Elle le lâcha, lui jeta encore ces mots :
 
– Tu oses, dit-elle (et ces paroles avaient maintenant la monotonie triste et fatale des sentences des juges). Pauvre insensé. Elle avait acheté ton amour en tuant… et tu as pu l’oublier… Nous ne sommes plus rien l’un pour l’autre, Lawrence.
 
Il sentit que la tristesse de ces dernières paroles ne les rendait que plus irrémédiables.
 
Il ne lui interdisait plus le seuil de la porte. Elle ne s’en irait pas, car il allait s’en aller. À pas lents, il se dirigea vers cette porte.
 
Avant de disparaître, il dit :
 
– Au moins, madame, m’apprendrez-vous quel fut celui qui m’a perdu ? Qui donc vous a si bien instruite de cet amour maudit qui sera la cause de ma ruine ? Me le direz-vous ?
 
– Celui-là, répondit Adrienne, est un infâme qui, en échange de vos lettres, monsieur, a voulu m’insulter de son amour.
 
Lawrence se retourna, la figure bouleversée.
 
– Son nom ! s’écria-t-il.
 
– Vous ne l’avez point déjà deviné ?
 
Lawrence dit tristement :
 
– Je ne sais rien ! Je ne vois rien ! Je ne devine rien ! Mais son nom, madame ! Je veux que vous me donniez son nom !
 
– Que ferez-vous quand vous aurez ce nom, monsieur ?
 
– Quand j’aurai le nom de cet homme, dit Lawrence, je le tuerai !
 
– Tuez donc Arnoldson, dit froidement Adrienne.
 
– Arnoldson ! L’Homme de la nuit ! ! !
 
Lawrence, effroyablement pâle, sans ajouter un mot, quitta la chambre d’un pas fantomatique.
 
Il s’en fut dans la bibliothèque, se dirigea vers son bureau, ouvrit un tiroir, en tira un revolver, constata qu’il était chargé et le mit dans la poche du pardessus qu’il n’avait pas quitté depuis Paris.
 
Puis il quitta la villa, traversa le jardin, franchit la grille.
 
Il prit le chemin de la villa des Pavots. Mais il n’avait point fait vingt pas qu’il dut se retourner, car quelqu’un, derrière lui, l’appelait.
 
Il se retourna, le sourcil mauvais.
 
C’était le père Jules.
 
– Que voulez-vous ? fit-il.
 
– Vous remettre ceci, monsieur.
 
– Qu’est-ce que ceci ? demanda Lawrence en regardant un pli que lui tendait le père Jules.
 
– C’est une lettre que Mme Martinet m’a prié de vous remettre. Elle disait que c’était fort pressé et tenait à ce qu’elle fût remise ce soir même.
 
– Qui ça, Mme Martinet ?
 
– Une dame qui se trouve en ce moment chez M. Arnoldson et dont le mari est tapissier rue du Sentier.
 
Lawrence se souvint et tendit la main.
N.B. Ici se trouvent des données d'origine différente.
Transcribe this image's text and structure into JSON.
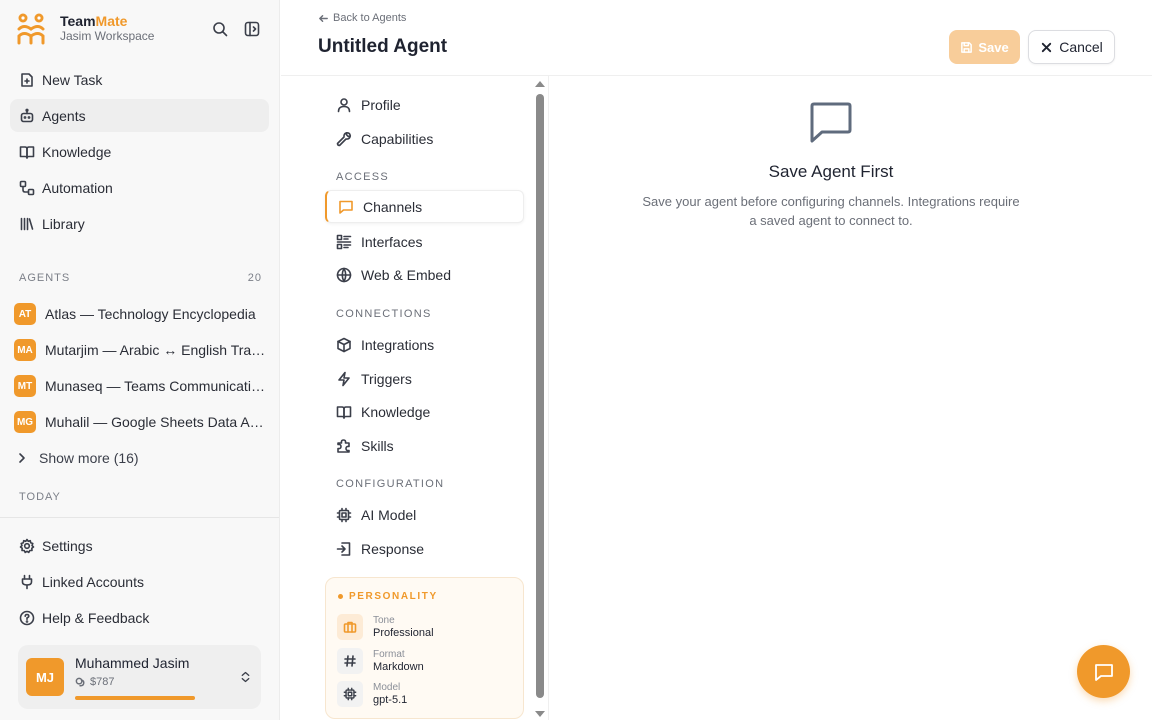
{
  "brand": {
    "name_part1": "Team",
    "name_part2": "Mate",
    "workspace": "Jasim Workspace"
  },
  "sidebar": {
    "nav": [
      {
        "label": "New Task",
        "icon": "new-task-icon"
      },
      {
        "label": "Agents",
        "icon": "robot-icon",
        "active": true
      },
      {
        "label": "Knowledge",
        "icon": "book-icon"
      },
      {
        "label": "Automation",
        "icon": "workflow-icon"
      },
      {
        "label": "Library",
        "icon": "library-icon"
      }
    ],
    "agents_section": {
      "title": "AGENTS",
      "count": "20"
    },
    "agents": [
      {
        "initials": "AT",
        "name": "Atlas — Technology Encyclopedia"
      },
      {
        "initials": "MA",
        "name": "Mutarjim — Arabic ↔ English Translator"
      },
      {
        "initials": "MT",
        "name": "Munaseq — Teams Communication Coordinator"
      },
      {
        "initials": "MG",
        "name": "Muhalil — Google Sheets Data Analyst"
      }
    ],
    "show_more": "Show more (16)",
    "today_title": "TODAY",
    "bottom_nav": [
      {
        "label": "Settings",
        "icon": "gear-icon"
      },
      {
        "label": "Linked Accounts",
        "icon": "plug-icon"
      },
      {
        "label": "Help & Feedback",
        "icon": "help-icon"
      }
    ],
    "user": {
      "initials": "MJ",
      "name": "Muhammed Jasim",
      "credit": "$787"
    }
  },
  "header": {
    "back": "Back to Agents",
    "title": "Untitled Agent",
    "save_label": "Save",
    "cancel_label": "Cancel"
  },
  "settings_nav": {
    "top": [
      {
        "label": "Profile",
        "icon": "user-icon"
      },
      {
        "label": "Capabilities",
        "icon": "wrench-icon"
      }
    ],
    "access_title": "ACCESS",
    "access": [
      {
        "label": "Channels",
        "icon": "chat-icon",
        "active": true
      },
      {
        "label": "Interfaces",
        "icon": "interfaces-icon"
      },
      {
        "label": "Web & Embed",
        "icon": "globe-icon"
      }
    ],
    "connections_title": "CONNECTIONS",
    "connections": [
      {
        "label": "Integrations",
        "icon": "cube-icon"
      },
      {
        "label": "Triggers",
        "icon": "bolt-icon"
      },
      {
        "label": "Knowledge",
        "icon": "book-icon"
      },
      {
        "label": "Skills",
        "icon": "puzzle-icon"
      }
    ],
    "configuration_title": "CONFIGURATION",
    "configuration": [
      {
        "label": "AI Model",
        "icon": "chip-icon"
      },
      {
        "label": "Response",
        "icon": "response-icon"
      }
    ]
  },
  "personality": {
    "title": "PERSONALITY",
    "tone_label": "Tone",
    "tone_value": "Professional",
    "format_label": "Format",
    "format_value": "Markdown",
    "model_label": "Model",
    "model_value": "gpt-5.1"
  },
  "main": {
    "empty_title": "Save Agent First",
    "empty_desc": "Save your agent before configuring channels. Integrations require a saved agent to connect to."
  },
  "colors": {
    "accent": "#f0992b",
    "accent_light": "#f8cd9a"
  }
}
Il prit le pli. Lawrence décacheta la lettre, d’un geste fébrile.
 
– Pardon, monsieur… continua le père Jules.
 
– Qu’est-ce encore ?
 
– Il y a ceci.
 
Et le concierge tendit une clef.
 
– Que voulez-vous que je fasse de cette clef ?
 
– C’est elle qui me l’a donnée, en me disant qu’elle vous serait utile et que la lettre qu’elle me remettait vous ferait comprendre son utilité.
 
– Donnez !
 
Après avoir pris la lettre, il prit la clef. Le père Jules s’éloigna.